2013-04-21 14:26:24 | 読んだ論文備忘録

Salicylic Acid Suppresses Jasmonic Acid Signaling Downstream of SCFCOI1-JAZ by Targeting GCC Promoter Motifs via Transcription Factor ORA59
Van der Does et al.  The Plant Cell (2013) 25:744-761.
doi:10.1105/tpc.112.108548

サリチル酸(SA)とジャスモン酸(JA)は植物の病害や虫害に対する防御応答シグナルを調節するホルモンとして重要な役割を演じており、両者は拮抗的に作用するが、その詳細な機構は明らかとなっていない。オランダ ユトレヒト大学Pieterse らは、SAによるJAシグナル伝達の抑制の分子機構について解析を行なった。JAZタンパク質はJAシグナル伝達の抑制因子として機能していることから、SAによるJA応答の抑制にJAZが関与しているかを調査した。JAZ10にはスプライス変異型(JAZ10.1/2/3/4)があり、JAZ10.4はJasドメインを欠いているためにJAによって誘導される分解に対して高い抵抗性を示すことが知られている。シロイヌナズナをSAとメチルジャスモン酸(MeJA)で同時に処理すると、SAに応答するPATHOGENESIS RELATED-1 PR-1 )の発現量は増加するが、PLANT DEFENSIN 1.2PDF1.2 )やVEGETATIVE STORAGE PROTEIN2VSP2 )といったJAシグナルに応答する遺伝子の転写産物量の蓄積が見られない。この時、JAZ10.1/2/3/4 の発現量はMeJAを単独処理した場合と同等であることから、SAによるJAシグナル伝達の抑制はJAZ10.4 の転写産物量の変化によるものではないと考えられる。また、培養細胞を用いた実験から、SA処理はJAによるJAZ1、JAZ9タンパク質の分解に対して影響を及ぼさないことが示された。よって、SAのJAシグナル伝達に対する拮抗作用はJAZタンパク質の代謝制御を介してなされているのではないと考えられる。JA受容体の機能喪失coi1 変異体ではJA応答遺伝子の発現誘導が抑制されているが、JAシグナル伝達に関与しているAP2/ERF型転写因子のETHYLENE RESPONSE FACTOR1ERF1 )を恒常的に発現させたcoi1 変異体ではPDF1.2 の発現量が増加する。ERF1 を恒常的に発現させた野生型植物やcoi1 変異体をSA処理するとPDF1.2 の発現が抑制された。

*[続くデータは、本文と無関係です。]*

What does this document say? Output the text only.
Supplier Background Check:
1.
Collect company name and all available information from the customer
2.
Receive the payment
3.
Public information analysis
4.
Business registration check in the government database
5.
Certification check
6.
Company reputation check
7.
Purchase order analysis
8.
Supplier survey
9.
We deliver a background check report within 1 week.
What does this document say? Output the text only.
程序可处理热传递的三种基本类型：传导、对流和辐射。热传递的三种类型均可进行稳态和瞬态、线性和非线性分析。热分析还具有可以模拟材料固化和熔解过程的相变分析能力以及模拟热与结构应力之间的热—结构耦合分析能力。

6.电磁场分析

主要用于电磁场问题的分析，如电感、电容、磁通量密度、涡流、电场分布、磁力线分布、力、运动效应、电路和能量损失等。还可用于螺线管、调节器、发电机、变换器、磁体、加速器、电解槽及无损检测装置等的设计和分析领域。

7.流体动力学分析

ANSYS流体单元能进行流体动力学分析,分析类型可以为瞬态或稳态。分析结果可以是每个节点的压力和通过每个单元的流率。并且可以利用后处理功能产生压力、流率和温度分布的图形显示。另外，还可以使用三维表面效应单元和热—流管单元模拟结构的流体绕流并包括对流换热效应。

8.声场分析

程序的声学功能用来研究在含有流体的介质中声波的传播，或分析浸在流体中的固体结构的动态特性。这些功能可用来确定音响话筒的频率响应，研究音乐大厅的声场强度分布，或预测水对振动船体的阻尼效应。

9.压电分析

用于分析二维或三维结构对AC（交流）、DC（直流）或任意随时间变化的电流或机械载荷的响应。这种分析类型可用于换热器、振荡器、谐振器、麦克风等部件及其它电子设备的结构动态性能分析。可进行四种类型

よって、SAによるJAシグナル伝達の抑制は、JA受容体COI1よりも下流において作用していることが示唆される。SA/JAのクロストークについてトランスクリプトーム解析を行なったところ、MeJAによって発現誘導される遺伝子のうち59遺伝子はSAによって発現が抑制され、MeJAによって発現抑制される遺伝子のうち15遺伝子はSAによって発現が増加していた。このことは、MeJA応答遺伝子の34%はSA/JAクロストークによる影響を受けていることを示唆している。MeJAにより発現誘導されSAによって抑制される59遺伝子の5'非翻訳領域の塩基配列を調査したところ、幾つかのプロモーターモチーフが検出され、G-box(CACGTG)、I-box(GATAA)、イブニングエレメント(AAAATATCT)が多く見られた。一方、MeJAによって発現誘導されSAによる抑制を受けない115の遺伝子ではG-boxとI-boxの出現頻度は低くなっていた。PDF1.2 遺伝子プロモーターのI-boxへの点変異はSA、JAに対する応答性に変化をもたらさないことから、GCC-boxのSA/JAクロストークにおける役割について詳細な解析を行なった。PDF1.2 プロモーターおよび35SミニマムプロモーターにGCC-boxを4コピー連結させたプロモーターの制御下でGUSレポーター遺伝子を接続したコンストラクトを導入した形質転換シロイヌナズナは、MeJA処理によってGUS活性が誘導されたが、同時にSA処理をするとGUS活性が見られなくなった。このことから、GCC-boxがMeJAによる転写活性化とSAによる転写抑制に関与していることが示唆される。GCC-boxにはERF1やORA59といったAP2/ERF型転写因子が結合することが知られている。そこで、ERF1 を恒常的に発現させたcoi1 変異体でのORA59 の発現を見たところ、PDF1.2 と同様に発現量が増加していた。しかしながら、PDF1.2 の発現とは異なり、ERF1 によって誘導されるORA59 の発現はSAによる抑制を受けなかった。したがって、SAによるPDF1.2 の発現抑制はERF1ORA59 の転写産物の蓄積量変化によるものではないと考えられる。次に、ERF1タンパク質やORA59タンパク質の生成や安定性に対するSAの効果を見たところ、SAはORA59タンパク質の蓄積に対して負に作用することがわかった。したがって、SAはORA59タンパク質の蓄積に対して負に作用することでJAに応答した遺伝子発現に対して拮抗的に作用していると考えられる。